Après
un départ assez laborieux, le carnaval a fini par acquérir une vitesse de croisière
honnête. Cependant, au bout de quelques années, l'usure s'est fait sentir. Il
a donc fallu choisir: ou bien arrêter, ou bien donner un second souffle à la
manifestation. Mais comment? Là réside la spécificité du carnaval de Pernes
et celle de son personnage central: Boucicaut.
Chaque
lieu porte son histoire, enracinée au plus profond de lui . De cette mémoire
collective, nous sommes tous responsables. Nous devons non seulement la connaître
mais la faire connaître pour la préserver dans tous ses aspects, les bons et
les mauvais.

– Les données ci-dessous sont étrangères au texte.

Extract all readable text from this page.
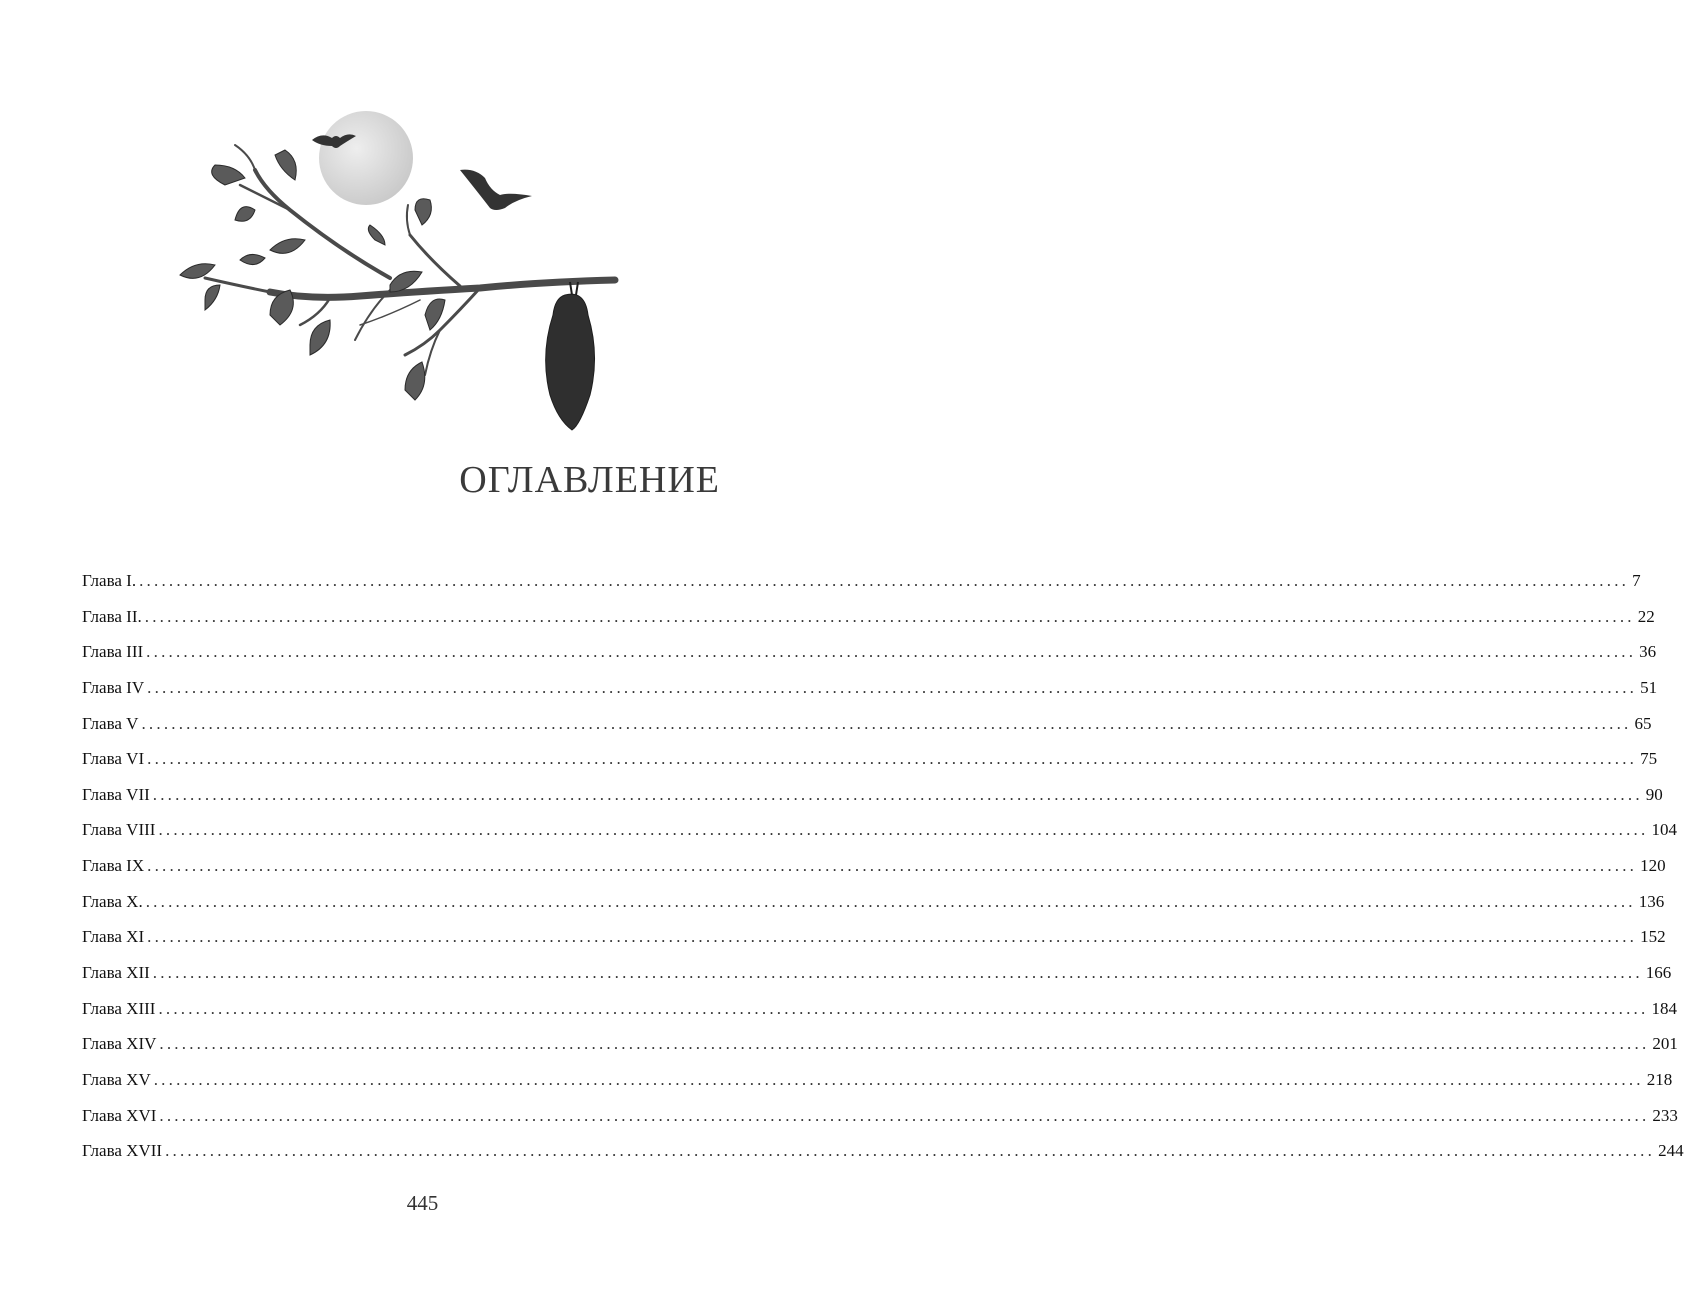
ОГЛАВЛЕНИЕ
Глава I. ........................................................................................................................................................................................................ 7
Глава II. ........................................................................................................................................................................................................ 22
Глава III ........................................................................................................................................................................................................ 36
Глава IV ........................................................................................................................................................................................................ 51
Глава V ........................................................................................................................................................................................................ 65
Глава VI ........................................................................................................................................................................................................ 75
Глава VII ........................................................................................................................................................................................................ 90
Глава VIII ........................................................................................................................................................................................................ 104
Глава IX ........................................................................................................................................................................................................ 120
Глава X. ........................................................................................................................................................................................................ 136
Глава XI ........................................................................................................................................................................................................ 152
Глава XII ........................................................................................................................................................................................................ 166
Глава XIII ........................................................................................................................................................................................................ 184
Глава XIV ........................................................................................................................................................................................................ 201
Глава XV ........................................................................................................................................................................................................ 218
Глава XVI ........................................................................................................................................................................................................ 233
Глава XVII ........................................................................................................................................................................................................ 244
445
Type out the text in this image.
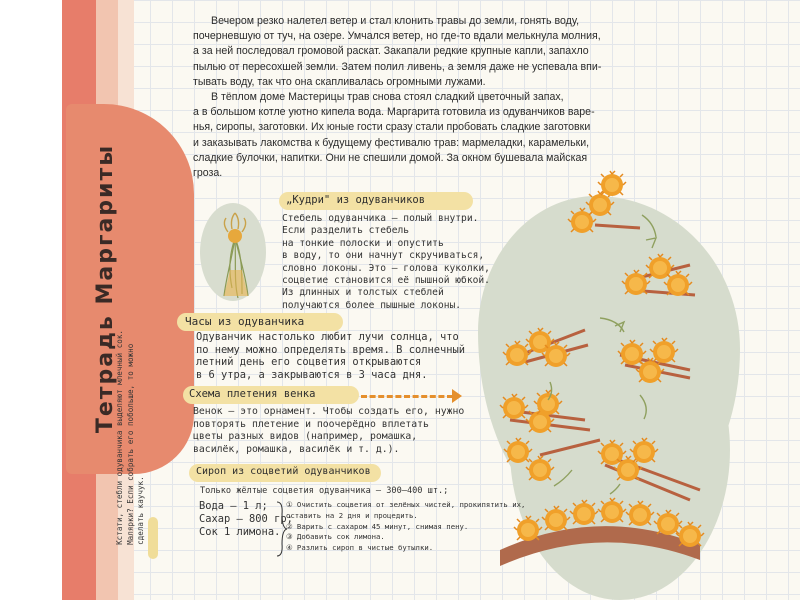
Тетрадь Маргариты

Вечером резко налетел ветер и стал клонить травы до земли, гонять воду,
почерневшую от туч, на озере. Умчался ветер, но где-то вдали мелькнула молния,
а за ней последовал громовой раскат. Закапали редкие крупные капли, запахло
пылью от пересохшей земли. Затем полил ливень, а земля даже не успевала впи-
тывать воду, так что она скапливалась огромными лужами.

В тёплом доме Мастерицы трав снова стоял сладкий цветочный запах,
а в большом котле уютно кипела вода. Маргарита готовила из одуванчиков варе-
нья, сиропы, заготовки. Их юные гости сразу стали пробовать сладкие заготовки
и заказывать лакомства к будущему фестивалю трав: мармеладки, карамельки,
сладкие булочки, напитки. Они не спешили домой. За окном бушевала майская
гроза.

„Кудри" из одуванчиков
Стебель одуванчика – полый внутри.
Если разделить стебель
на тонкие полоски и опустить
в воду, то они начнут скручиваться,
словно локоны. Это – голова куколки,
соцветие становится её пышной юбкой.
Из длинных и толстых стеблей
получаются более пышные локоны.
Часы из одуванчика
Одуванчик настолько любит лучи солнца, что
по нему можно определять время. В солнечный
летний день его соцветия открываются
в 6 утра, а закрываются в 3 часа дня.
Схема плетения венка
Венок – это орнамент. Чтобы создать его, нужно
повторять плетение и поочерёдно вплетать
цветы разных видов (например, ромашка,
василёк, ромашка, василёк и т. д.).
Сироп из соцветий одуванчиков
Только жёлтые соцветия одуванчика – 300–400 шт.;
Вода – 1 л;
Сахар – 800 гр;
Сок 1 лимона.
① Очистить соцветия от зелёных чистей, прокипятить их,
оставить на 2 дня и процедить.
② Варить с сахаром 45 минут, снимая пену.
③ Добавить сок лимона.
④ Разлить сироп в чистые бутылки.
Кстати, стебли одуванчика выделяют млечный сок. Малярки? Если собрать его побольше, то можно сделать каучук.
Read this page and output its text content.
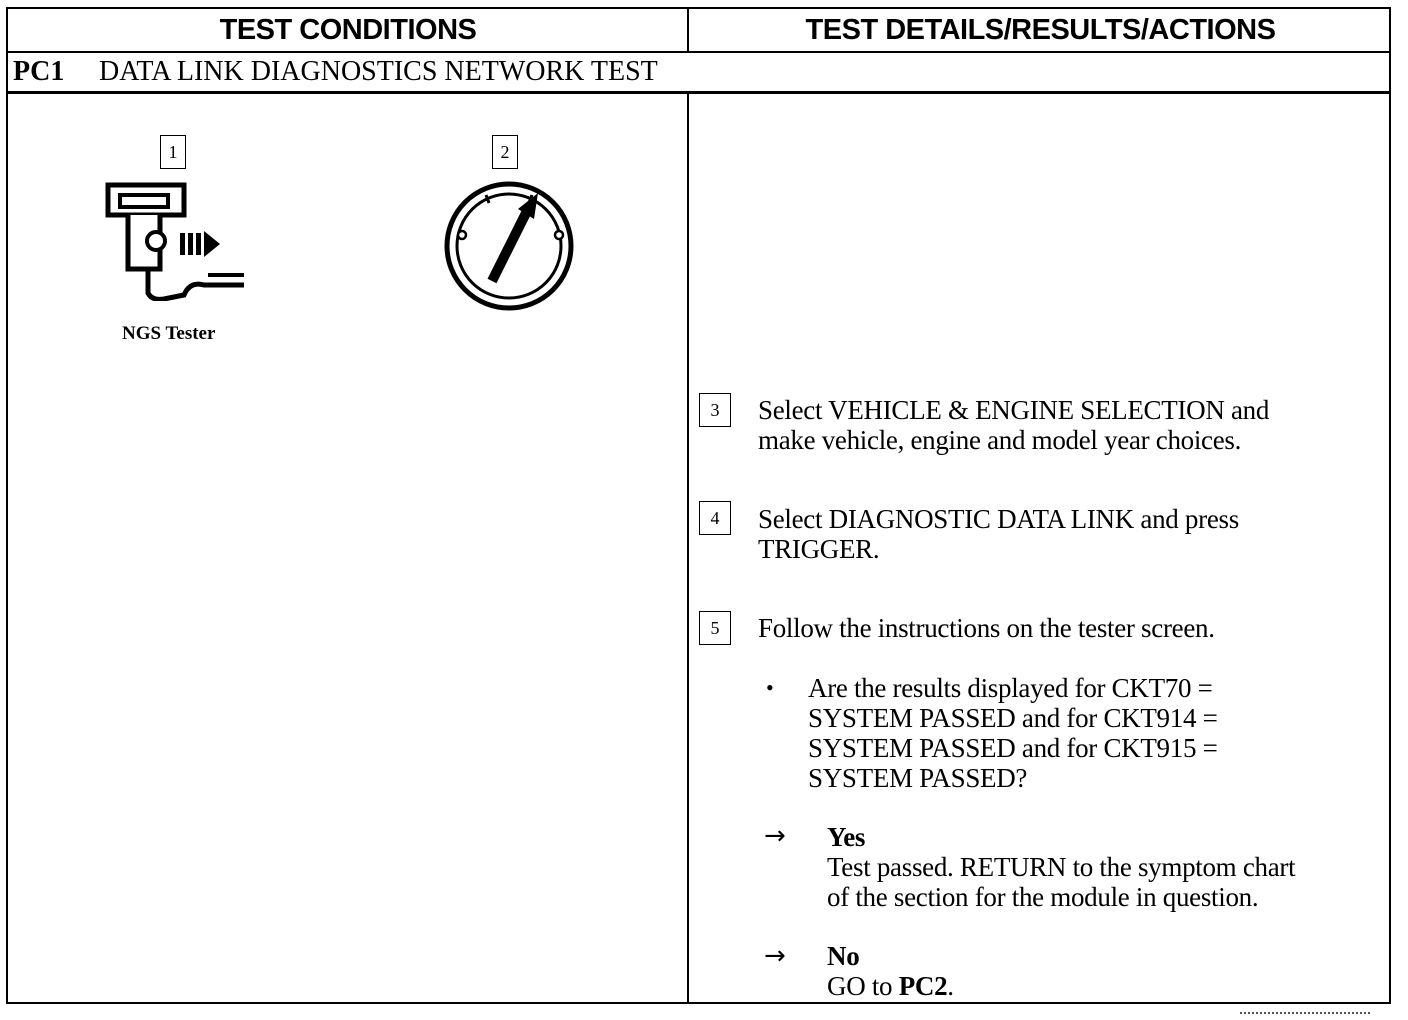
TEST CONDITIONS	TEST DETAILS/RESULTS/ACTIONS
PC1	DATA LINK DIAGNOSTICS NETWORK TEST
1
NGS Tester
2
3	Select VEHICLE & ENGINE SELECTION and
make vehicle, engine and model year choices.
4	Select DIAGNOSTIC DATA LINK and press
TRIGGER.
5	Follow the instructions on the tester screen.
• Are the results displayed for CKT70 =
SYSTEM PASSED and for CKT914 =
SYSTEM PASSED and for CKT915 =
SYSTEM PASSED?
→ Yes
Test passed. RETURN to the symptom chart
of the section for the module in question.
→ No
GO to PC2.
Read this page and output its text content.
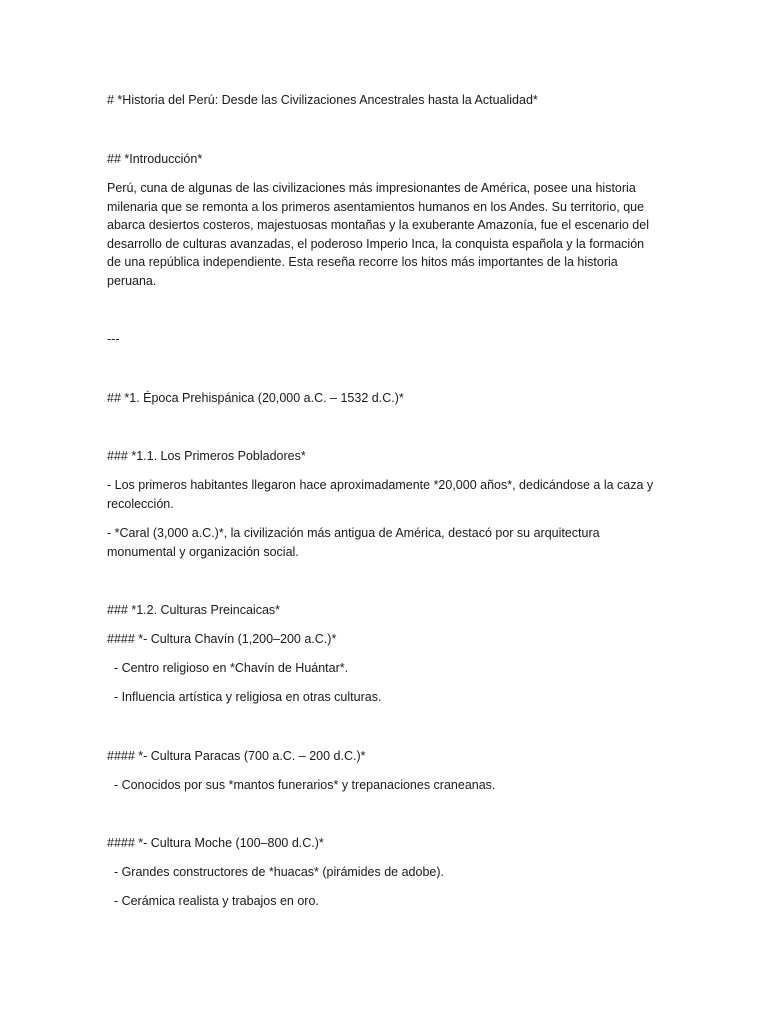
# *Historia del Perú: Desde las Civilizaciones Ancestrales hasta la Actualidad*
## *Introducción*
Perú, cuna de algunas de las civilizaciones más impresionantes de América, posee una historia milenaria que se remonta a los primeros asentamientos humanos en los Andes. Su territorio, que abarca desiertos costeros, majestuosas montañas y la exuberante Amazonía, fue el escenario del desarrollo de culturas avanzadas, el poderoso Imperio Inca, la conquista española y la formación de una república independiente. Esta reseña recorre los hitos más importantes de la historia peruana.
---
## *1. Época Prehispánica (20,000 a.C. – 1532 d.C.)*
### *1.1. Los Primeros Pobladores*
- Los primeros habitantes llegaron hace aproximadamente *20,000 años*, dedicándose a la caza y recolección.
- *Caral (3,000 a.C.)*, la civilización más antigua de América, destacó por su arquitectura monumental y organización social.
### *1.2. Culturas Preincaicas*
#### *- Cultura Chavín (1,200–200 a.C.)*
- Centro religioso en *Chavín de Huántar*.
- Influencia artística y religiosa en otras culturas.
#### *- Cultura Paracas (700 a.C. – 200 d.C.)*
- Conocidos por sus *mantos funerarios* y trepanaciones craneanas.
#### *- Cultura Moche (100–800 d.C.)*
- Grandes constructores de *huacas* (pirámides de adobe).
- Cerámica realista y trabajos en oro.
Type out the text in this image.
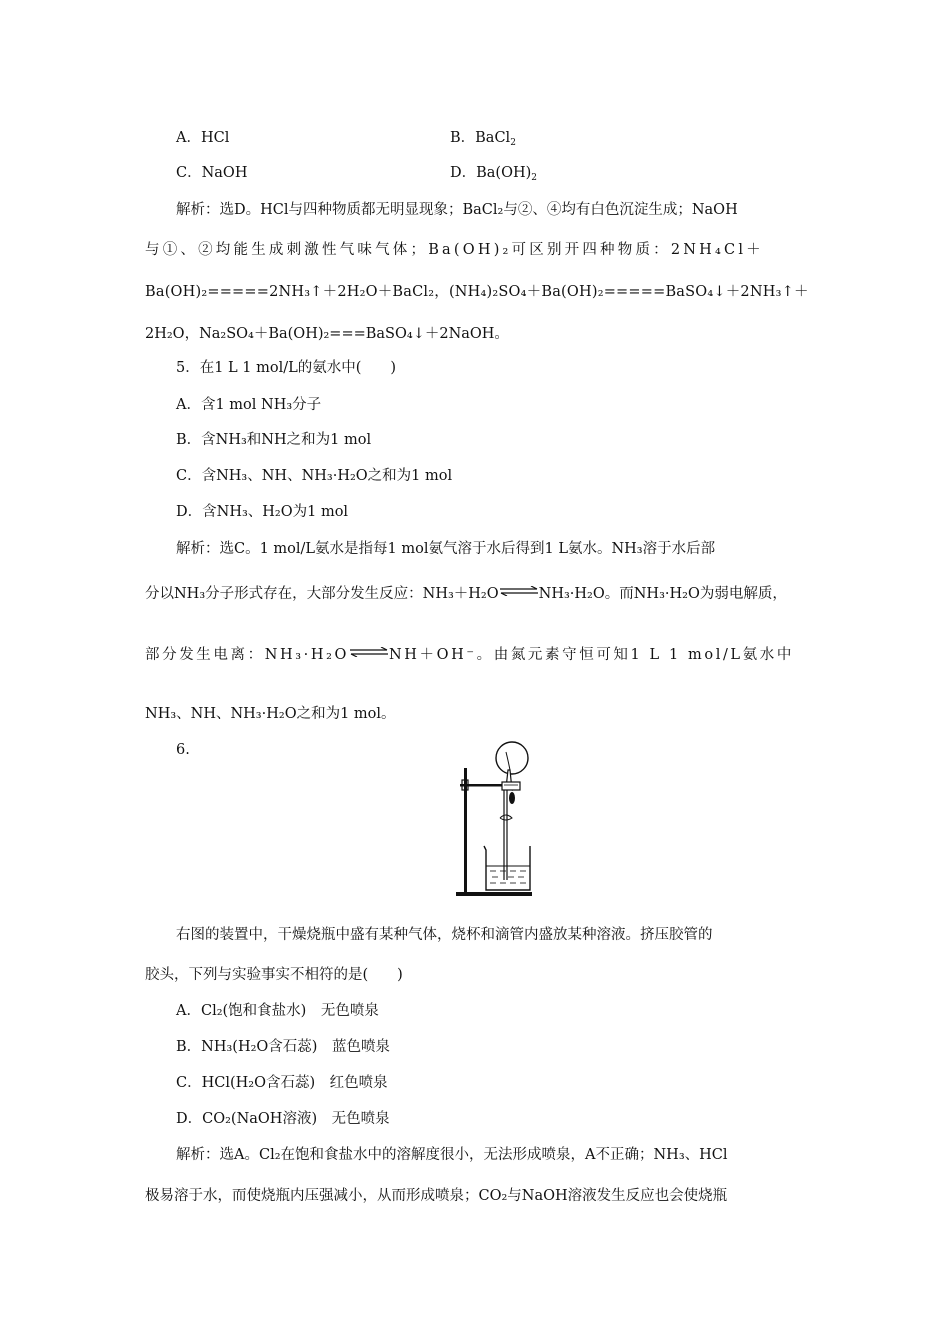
A．HCl	B．BaCl$_2$
C．NaOH	D．$Ba(OH)_2$
解析：选D。HCl与四种物质都无明显现象；BaCl₂与②、④均有白色沉淀生成；NaOH
与①、②均能生成刺激性气味气体；Ba(OH)₂可区别开四种物质：2NH₄Cl＋
Ba(OH)₂=====2NH₃↑＋2H₂O＋BaCl₂，(NH₄)₂SO₄＋Ba(OH)₂=====BaSO₄↓＋2NH₃↑＋
2H₂O，Na₂SO₄＋Ba(OH)₂===BaSO₄↓＋2NaOH。
5．在1 L 1 mol/L的氨水中(　　)
A．含1 mol NH₃分子
B．含NH₃和NH之和为1 mol
C．含NH₃、NH、NH₃·H₂O之和为1 mol
D．含NH₃、H₂O为1 mol
解析：选C。1 mol/L氨水是指每1 mol氨气溶于水后得到1 L氨水。NH₃溶于水后部
分以NH₃分子形式存在，大部分发生反应：NH₃＋H₂O⇌NH₃·H₂O。而NH₃·H₂O为弱电解质，
部分发生电离：NH₃·H₂O⇌NH＋OH⁻。由氮元素守恒可知1 L 1 mol/L氨水中
NH₃、NH、NH₃·H₂O之和为1 mol。
6.
右图的装置中，干燥烧瓶中盛有某种气体，烧杯和滴管内盛放某种溶液。挤压胶管的
胶头，下列与实验事实不相符的是(　　)
A．Cl₂(饱和食盐水)　无色喷泉
B．NH₃(H₂O含石蕊)　蓝色喷泉
C．HCl(H₂O含石蕊)　红色喷泉
D．CO₂(NaOH溶液)　无色喷泉
解析：选A。Cl₂在饱和食盐水中的溶解度很小，无法形成喷泉，A不正确；NH₃、HCl
极易溶于水，而使烧瓶内压强减小，从而形成喷泉；CO₂与NaOH溶液发生反应也会使烧瓶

Nous devons aussi aussi continuer à la créer, différente, nouvelle,
certes, mais dans la continuité. A sa façon, le carnaval de Pernes s'inscrit
dans ce mouvement d'interaction entre la mémoire et le présent collectif. Nous
sommes allés chercher dans l'histoire ancienne du village, un personnage réel;
Jean Boucicaut, Maréchal de France. Il a foulé les lieux que nous arpentons
chaque jour. Il a vu le même ciel que nous; mais surtout, il signe à la fin
du XIVème siècle, un traité de "collaboration" avec la cour de Provence. Un
peu plus tard, en 1408, Boucicaut, Gouverneur de Gênes reçoit Benoît XIII qui
cherche "une pierre pour poser sa tiare"". Boucicaut lui prête 40 000F. Le pape,
en garantie, lui inféode les villes et châteaux de Pernes, Châteauneuf-Calcenier
( Châteaunef du Pape), Bédarrides et Bollène qu'il gouverne. Cette dette ne
fut pas acquittée au bout des trois ans prévus. Ce fut, alors pour le Comtat
et pour Pernes, une source d'innombrables difficultés: celles que Geoffroy,
frère héritier de Jean, puis Jean IV, fils de Geoffroy et neveu de Jean II allaient
faire subir à notre communauté.
II
y a donc des raisons, encore aujourd'hui, d'en vouloir à ces personnages historiques,
personnages de pouvoir, dont les violences sont inscrites dans notre mémoire
collective. Or, un des ressorts du carnaval est de tourner en dérision ce qui
touche à tous les pouvoirs: le pouvoir politique, le pouvoir religieux, le pouvoir
de la famille, cette multitude de pouvoirs qui chaque jour nous imposent les
contraintes nécessaires à la vie sociale mais dont il faut bien s'affranchir
de temps en temps pour mieux les supporter ensuite.
En
brocardant Boucicaut, on peut donc brocarder qui on veut en pensée et par devers
soi, sous le masque du carnaval. A Pernes comme ailleurs, il y a et il y aura
toujours des "Boucicaut". Ils avancent, masqués ou à visage découvert. Libre
à ceux qui en voient de penser qu'ils le sont. Libre à ceux qui se sentent démasqués
de réagir ou non, selon qu'ils ont ou n'ont pas le sens de l'humour. C'est ainsi.
En s'appuyant sur cet argument, le carnaval de Pernes allait prendre un nouveau
souffle.
la situation géographique
de Pernes, sa configuration urbaine, composent un décor au sein duquel, à
partir de l'événement réel enfoui dans le temps, chacun peut sans peine projeter
son imaginaire et le faire se rencontrer, avec celui des autres, créant ainsi
au sein des participants, quel que soit le degré de leur implication, une
communication réelle, voire une connivence.
A
la suite de la scène de l'anéantissement de l'effigie de Boucicaut par les flammes,
sa réapparition au sommet de la tour de l'horloge, dédramatise l'événement et
clôture la fête. Ainsi, se ferme la boucle ouverte l'année précédente et s'ouvre
celle de l'année suivante. Cet argument fonctionne depuis une dizaine d'années
sans faiblir. Depuis cinq ans, maintenant, grâce à l'énergie d'un groupe d'adultes
passionnés, le scénario s'étoffe et s'enrichit chaque année. Mais, comme pour
tous les carnavals, une dose d'incertitude plane sur le nôtre. Rien ne nous
dit que nous le ferons l'année prochaine.